Misplacing her keys might not be another piece of evidence. Still, I document it along with today’s date.
Then my eyes roam over the dozen other incidents I’ve recorded of all the things my mother has lost—a twenty-dollar bill, her train of thought, her way home from the drugstore that’s just a mile away.
All happened within the past month.
CHAPTER TWORUTH
I’m good at disappearing. We women do it all the time.
We vanish in the eyes of men when we hit our forties. We dive into roles like motherhood and our identities slip away. We disappear at the hands of predators. We’re conditioned to shrink, to drop weight, to take up less physical space in the world.
“Hi, I’m Ruth, and I’ll be your server.”
I spoke that line at least twenty times during my shift today. It’s a safe bet none of the customers I greeted could repeat my name five seconds later.
That’s a good thing. Being inconspicuous suits me.

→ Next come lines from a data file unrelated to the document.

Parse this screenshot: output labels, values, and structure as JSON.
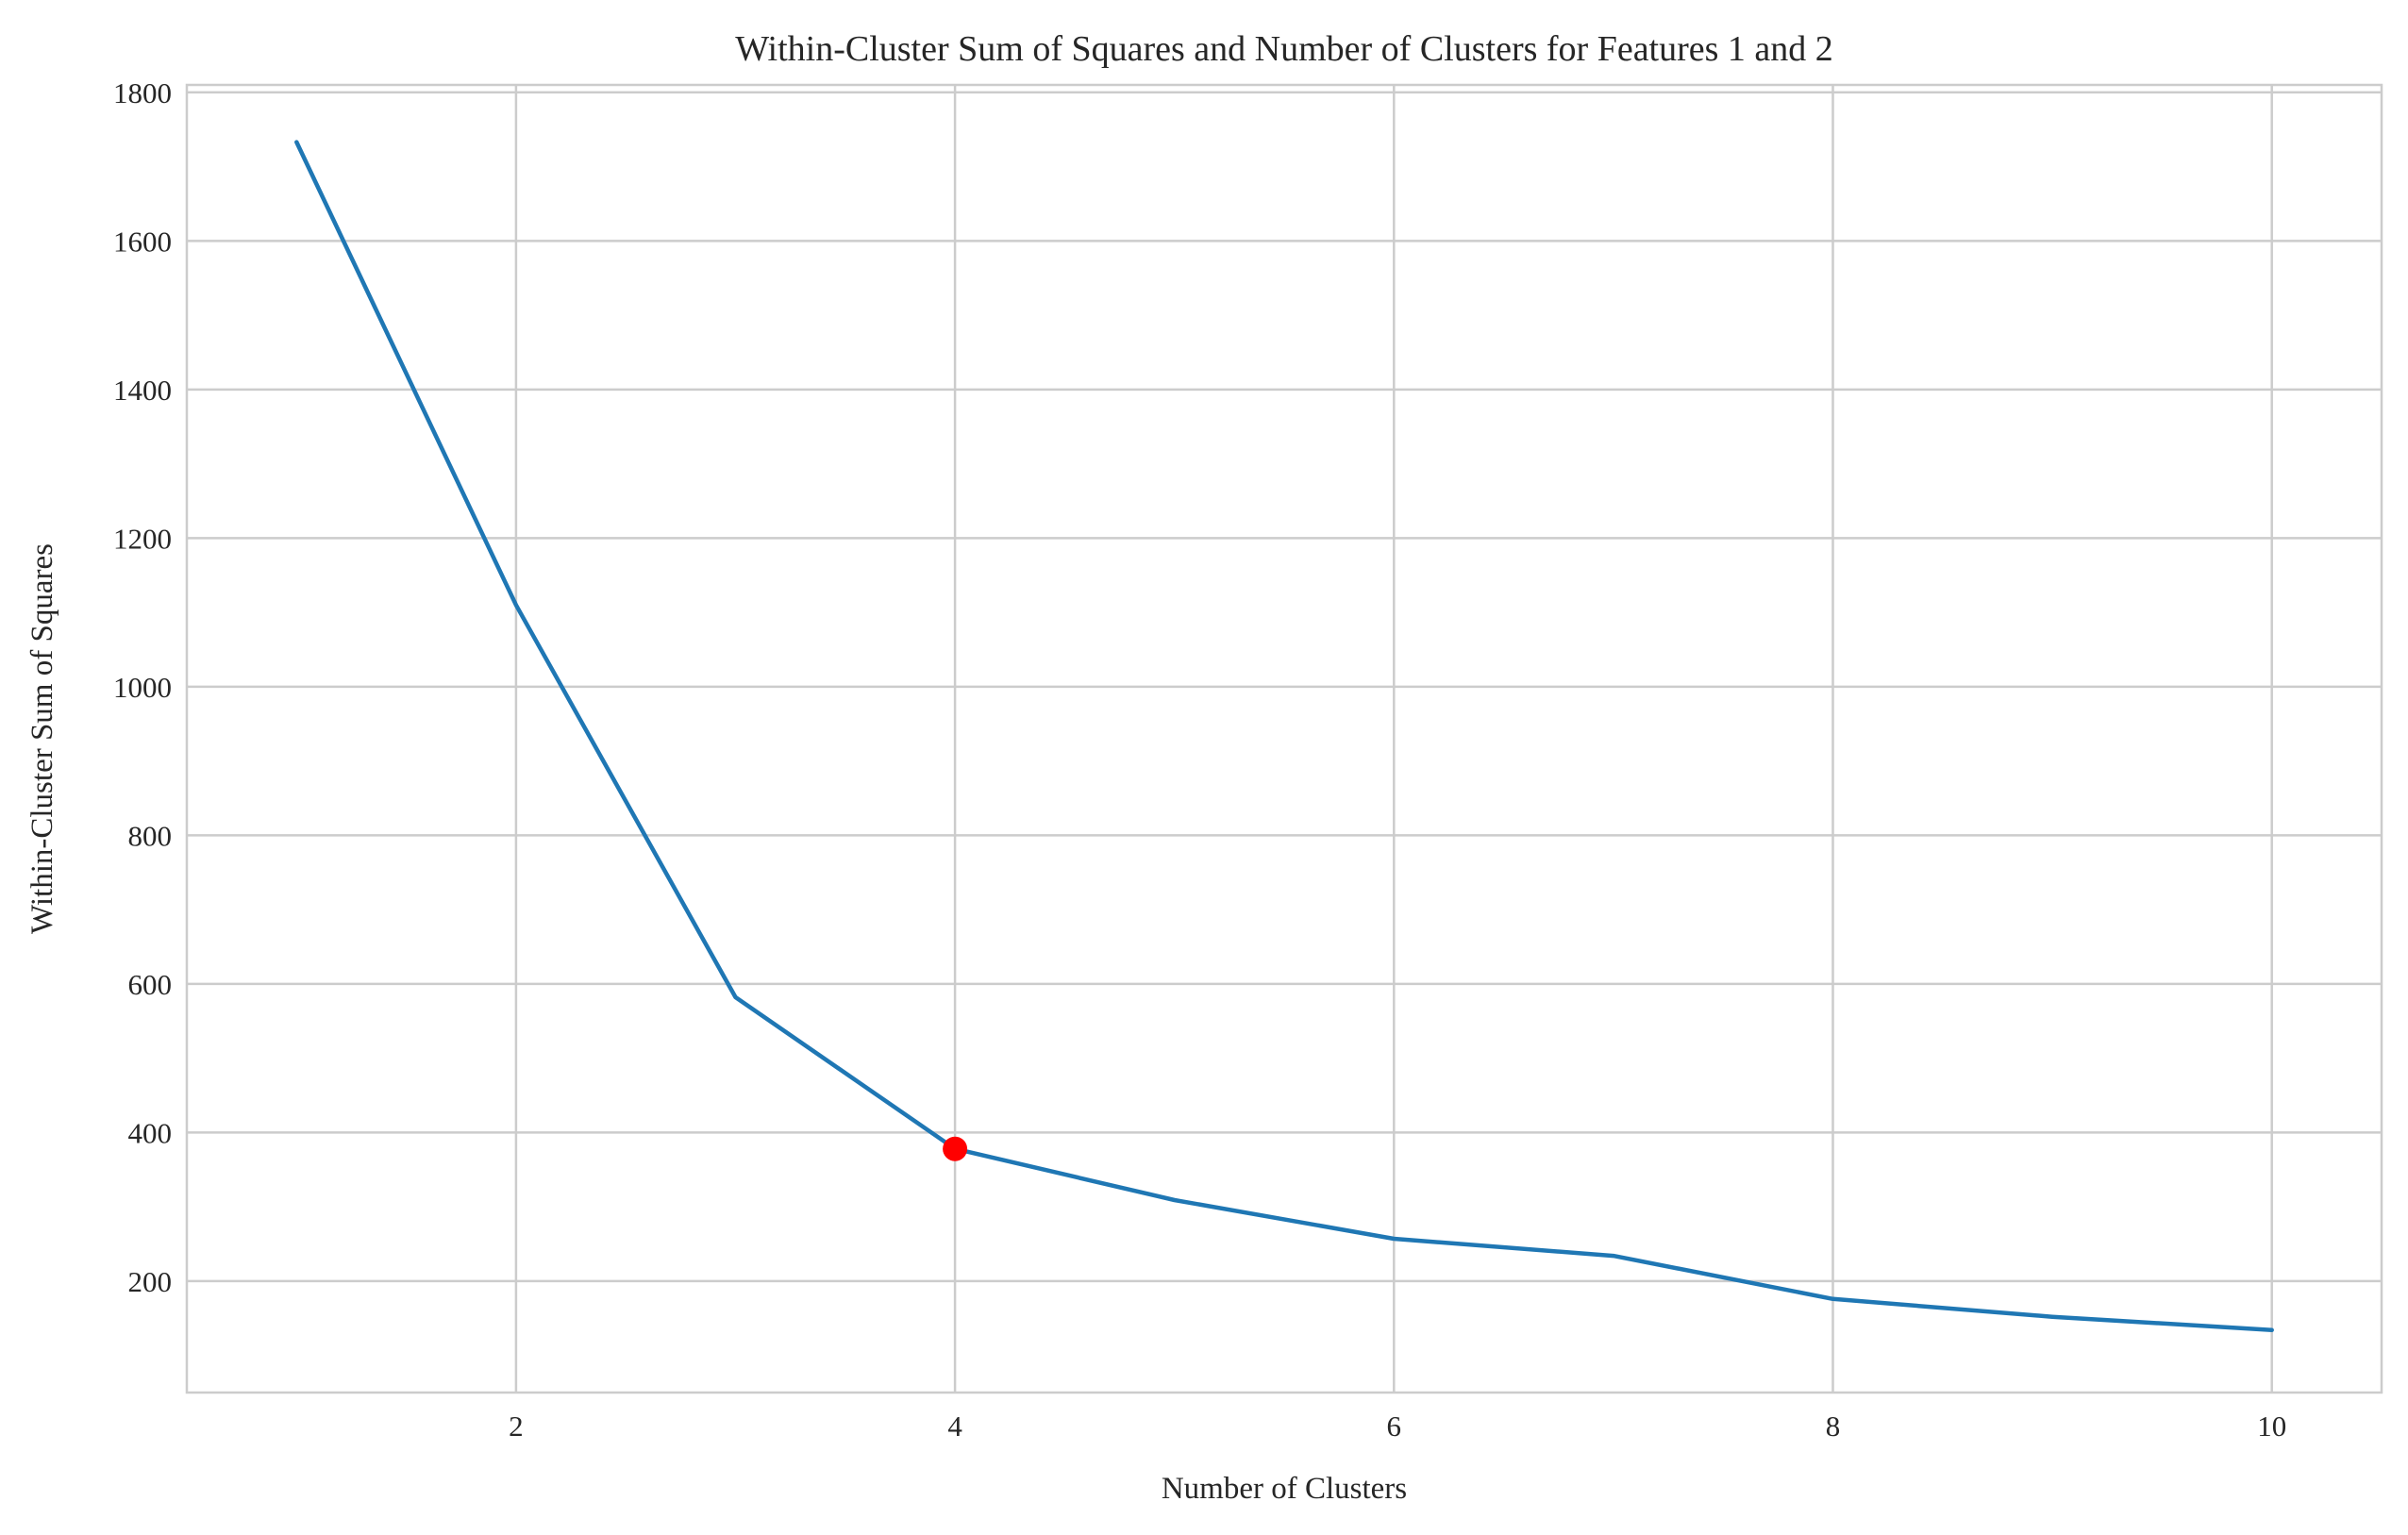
{
  "chart_data": {
    "type": "line",
    "title": "Within-Cluster Sum of Squares and Number of Clusters for Features 1 and 2",
    "xlabel": "Number of Clusters",
    "ylabel": "Within-Cluster Sum of Squares",
    "xlim": [
      0.5,
      10.5
    ],
    "ylim": [
      50,
      1810
    ],
    "xticks": [
      2,
      4,
      6,
      8,
      10
    ],
    "yticks": [
      200,
      400,
      600,
      800,
      1000,
      1200,
      1400,
      1600,
      1800
    ],
    "grid": true,
    "series": [
      {
        "x": [
          1,
          2,
          3,
          4,
          5,
          6,
          7,
          8,
          9,
          10
        ],
        "y": [
          1733,
          1110,
          582,
          378,
          309,
          257,
          234,
          176,
          152,
          134
        ],
        "color": "#1f77b4"
      }
    ],
    "highlight": {
      "x": 4,
      "y": 378,
      "color": "#ff0000"
    }
  }
}
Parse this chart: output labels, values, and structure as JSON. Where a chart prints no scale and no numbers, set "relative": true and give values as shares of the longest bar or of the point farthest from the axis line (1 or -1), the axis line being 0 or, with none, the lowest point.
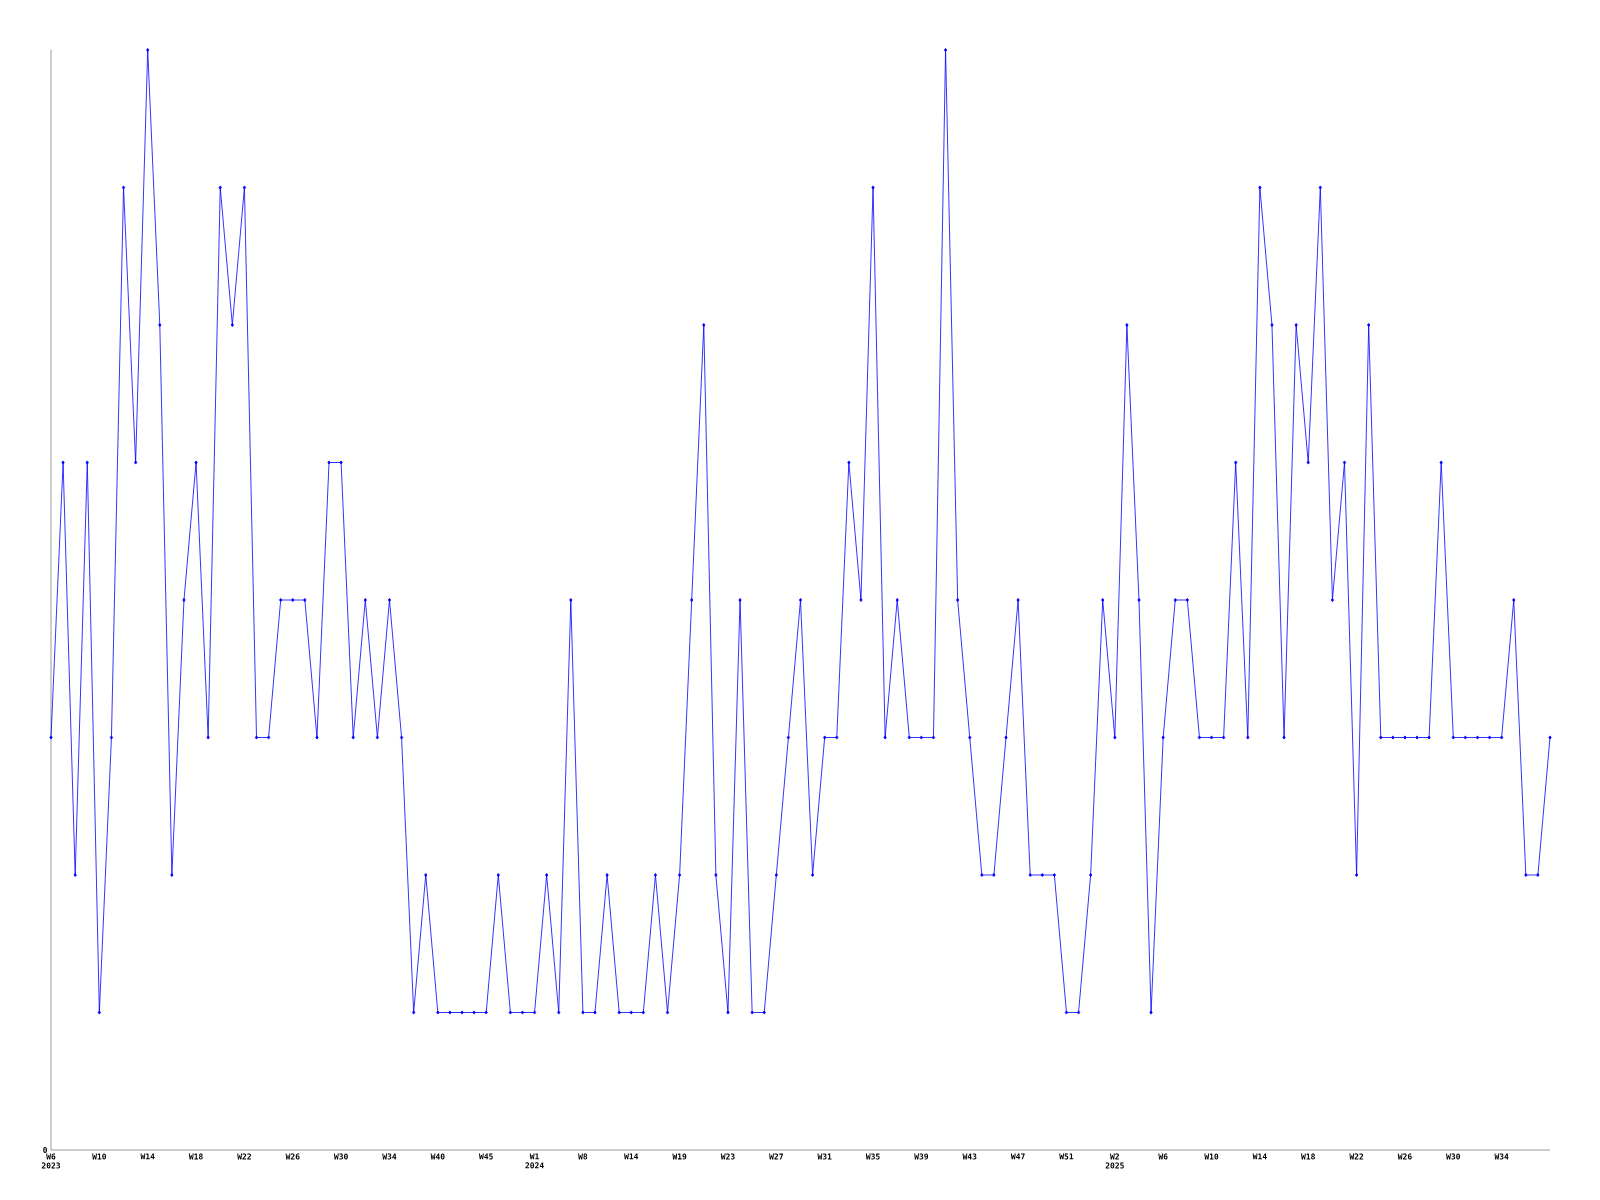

No one takes notice of me as I walk down the path parallel to the Susquehanna River, watching its surface gently ripple as the current draws it beneath the South Street Bridge. The air feels swollen with moisture and clouds blot the brightness from the day, but I keep on my dark sunglasses.
My feet ache from fetching sunny-side-up platters and club sandwiches and bottomless coffee refills, but I push myself to move faster.
I didn’t tell Catherine I was running an errand on the way home. She may worry if I’m late, especially since I set my phone to airplane mode when I left work so she can’t see my destination.
I climb the curving, split staircase that leads to the library entrance. I push open the front door and follow my routine: I make sure no one I recognize is nearby, then choose the most secluded computer.
The old wooden chair creaks as I settle into it and use my library card to gain access to the internet.
It would be easier if I could borrow Catherine’s MacBook to do my checking—like I used to until I learned about search histories. Who knew computers keep tabs on you even after you shut them down? It’s creepy.
Now I don’t even use my iPhone to google anyone from my past since Catherine and I share a phone plan and I might unknowingly be leaving electronic bread crumbs.
Catherine thinks I don’t miss anyone I left behind. I encourage her to believe this because it means fewer questions. But I ache for my dad and brother. Even if they’ve washed their hands of me. Even if the thought of me conjures disgust in their minds.
After all these years, it’s still hard to breathe as I begin my search.
I look in on my little brother first, connecting with him in the only way I can. Timmy has a Facebook page, but it’s set to private so what I can see is limited. His profile picture shows his two-year-old twins. His daughter has a smile that looks like mischief brewing. His son is a near replica of Timmy when he was young, and I wonder if he’ll live for baseball and ice cream, too.
I stare at Tim—he must’ve shed his childhood nickname—wondering how he met his wife and what he tells her about me. If he mentions me at all.
I search for my father next. There’s nothing new, just a few grainy photos I’ve seen countless times, and in those it’s hard to make out his face clearly.
Still, I soak him in, trying to conjure the sound of his voice—husky yet tender—when he tucked me in at night, and the way he would rest his cool palm on my forehead when I had a fever as if he could pull the sickness out of me.
What I would give to feel his arms wrap around me one more time and inhale the warm, woodsy scent of the Old Spice he wore.
When I left my parents’ house as a teenager with nothing but a few changes of clothes, a little money, and a gold watch, I knew they would be relieved I was gone and would never try to find me.
One thing kept me from collapsing and giving up: the baby growing inside me.
I may no longer be a daughter or a sister, but I am—and willalwaysbe—a mother.
Catherine and I have each other. We’ve never needed anyone else.
The final person I check on is my old boyfriend, James Bates.
There’s nothing new on James either. He never married, which I have mixed feelings about.
There aren’t any recent photos of James, so I’ve constructed an age progression image in my mind: his sandy-colored hair is close-cropped now, graying at the temples. The lean frame he had at nineteen is thicker, and lines bracket his mouth. All this only adds to his appeal.